National Legal and Policy Center -- Legal Services Accountability Project
 
LSAP REPORT
 
Issue # 99 -- June 18, 2002


Legal Aid Programs Fight Law-Abiding Landlords
 

Cleveland’s LSC Grantee Sues to Prevent Lawful Eviction of Tenant Whose Lease Had Expired

     On January 3, 2000, a tenant of the Indian Hills Senior Community, Inc. in Cleveland, Ohio was notified that her two-year lease, upon expiration on February 28, would not be renewed.  The tenant declined to respect the terms of her lease and vacate the premises at its conclusion, as requested.  She was again approached on March 1, this time with an eviction notice.  Given a one-week deadline, she again resisted.  On March 13, Indian Hills filed a complaint for eviction in the Euclid Municipal Court.  The tenant filed an answer and counterclaim, alleging that the landlord’s eviction notice was retaliatory in nature, in light of her previous participation with a tenant organization that had lodged complaints against the landlord.  Legal Aid Society of Cleveland, a LSC grantee, agreed with the tenant and took her case.  In May, the Cuyahoga County Common Pleas Court found in favor of Indian Hills, repudiating Legal Aid’s contention that the eviction was retaliatory in nature.  Legal Aid Society appealed, and the Ohio Eighth Circuit Court of Appeals upheld the lower court ruling, stating that Indian Hills “followed the requisite...process” and that the tenant’s claim was “without merit.”
Source: Indian Hills v. Sanders, No. 787780, 2001 Ohio App. LEXIS 3717 (Ohio App. 2001)
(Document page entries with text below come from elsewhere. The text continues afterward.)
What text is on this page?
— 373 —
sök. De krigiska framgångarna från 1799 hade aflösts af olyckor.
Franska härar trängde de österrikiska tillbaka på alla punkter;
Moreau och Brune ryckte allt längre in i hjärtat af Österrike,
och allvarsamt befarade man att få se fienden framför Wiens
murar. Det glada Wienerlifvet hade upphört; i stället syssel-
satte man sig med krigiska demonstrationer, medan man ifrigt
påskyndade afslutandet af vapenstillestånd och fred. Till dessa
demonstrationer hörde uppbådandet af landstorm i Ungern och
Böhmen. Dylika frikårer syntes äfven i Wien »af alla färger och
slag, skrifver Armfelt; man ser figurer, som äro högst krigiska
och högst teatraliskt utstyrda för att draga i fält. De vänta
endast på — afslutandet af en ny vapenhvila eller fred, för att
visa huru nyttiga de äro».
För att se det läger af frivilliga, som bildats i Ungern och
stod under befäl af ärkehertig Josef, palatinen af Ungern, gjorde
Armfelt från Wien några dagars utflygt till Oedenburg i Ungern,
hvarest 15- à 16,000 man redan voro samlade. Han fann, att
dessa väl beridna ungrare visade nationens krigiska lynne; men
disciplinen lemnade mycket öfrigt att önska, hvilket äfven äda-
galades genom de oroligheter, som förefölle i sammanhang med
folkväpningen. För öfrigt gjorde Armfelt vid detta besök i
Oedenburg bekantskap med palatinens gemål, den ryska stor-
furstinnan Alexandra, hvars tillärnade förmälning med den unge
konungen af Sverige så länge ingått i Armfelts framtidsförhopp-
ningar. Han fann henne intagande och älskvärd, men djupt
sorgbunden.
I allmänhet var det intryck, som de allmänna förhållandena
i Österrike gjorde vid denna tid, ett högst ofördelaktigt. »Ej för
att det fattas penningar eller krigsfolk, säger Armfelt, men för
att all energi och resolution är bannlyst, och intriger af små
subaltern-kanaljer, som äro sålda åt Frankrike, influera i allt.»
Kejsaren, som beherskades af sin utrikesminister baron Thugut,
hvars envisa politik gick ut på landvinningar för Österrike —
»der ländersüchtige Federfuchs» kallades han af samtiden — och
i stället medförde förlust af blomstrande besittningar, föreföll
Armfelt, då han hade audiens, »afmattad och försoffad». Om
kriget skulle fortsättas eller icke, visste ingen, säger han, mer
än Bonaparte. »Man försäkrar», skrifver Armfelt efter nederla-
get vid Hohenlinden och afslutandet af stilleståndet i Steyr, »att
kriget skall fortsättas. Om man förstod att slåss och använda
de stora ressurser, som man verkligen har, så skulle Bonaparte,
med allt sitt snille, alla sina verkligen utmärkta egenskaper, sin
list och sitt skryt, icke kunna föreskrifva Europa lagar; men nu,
Legal Aid Program in LA Fights to Require Landlord to Accept Section 8 Housing Vouchers

     In response to increased market demands, the 795-unit Lincoln Place apartment complex in Venice, California, announced in February 2001 that it was initiating renovation plans and removing itself from the Section 8 housing program.  “Clearly, Section 8 is not keeping pace with the marketplace,” said the owners, in explaining the market pressures that led them to make the change.  One operator cited the federal government’s tremendous administrative burden associated with the program and the “delayed payments” as being among the difficulties faced by apartment complexes that work with Section 8 vouchers.  Moreover, Lincoln Place’s owners contended that the city, contrary to encouraging affordable housing at Lincoln Place, was making “the operation of this property as difficult as humanly possible.”  As formidable as these challenges were, Lincoln Place found one if its greatest adversaries to be the Legal Aid Foundation of Los Angeles.  Even though Lincoln Place was well within its legal rights to extricate itself from the Section 8 housing program, LA’s LSC grantee went to court, seeking an injunction against the apartment complex.  In July 2001, the judge denied the request for injunction, upholding Lincoln Place’s legal right to remove itself from the Section 8 program.  The legal wrangling continued through the fall, however, with Lincoln Place promising $5,000 checks to each of the affected tenants for “moving expenses” and agreeing to build affordable housing units on a new property.
Source: “Being Forced Out by Low Incomes, Rising Rents,” Los Angeles Times, September 29, 2001

Cape-Atlantic Legal Services Defends Tenant’s Refusal to Sign Federally-Mandated Drug Policy Addendum

     The Housing Authority and Urban Redevelopment Agency of the City of Atlantic City presented to its tenants an addendum to their rental contracts.  The addendum permitted the Housing Authority to initiate eviction procedures against any tenant for “any drug-related criminal activity” committed by “a tenant, any member of the household, a guest, or another person under the tenant’s control.”  This addition to the contract was required by federal law, bringing the Atlantic City Housing Authority in compliance with the Cranston-Gonzalez National Affordable Housing Act, passed in 1990 (and later amended in 1996).  When certain residents refused to sign the new addendum, the Housing Authority instituted summary dispossess actions against them.  Cape-Atlantic Legal Services, Inc. sprung to their defense, arguing that the addendum was “unreasonable.”  Incredibly, the Special Civil Part, a lower court, sided with Cape-Atlantic and the tenants who refused to sign the new lease.  The Housing Authority appealed; and, in December 1999, the Superior Court of New Jersey, Appellate Division, ruled in their favor, noting that the trial court “committed error by refusing to enforce a federally-mandated accountability provision, and erred by finding the federally-mandated accountability clause unreasonable...”  The court further declared: “Our federal system rests upon a proper and mutual respect between the federal and state governments.  Interference by the state judiciary with respect to a responsibility conferred upon a federal agency with presumed expertise in its assigned field would be inherently abrasive.”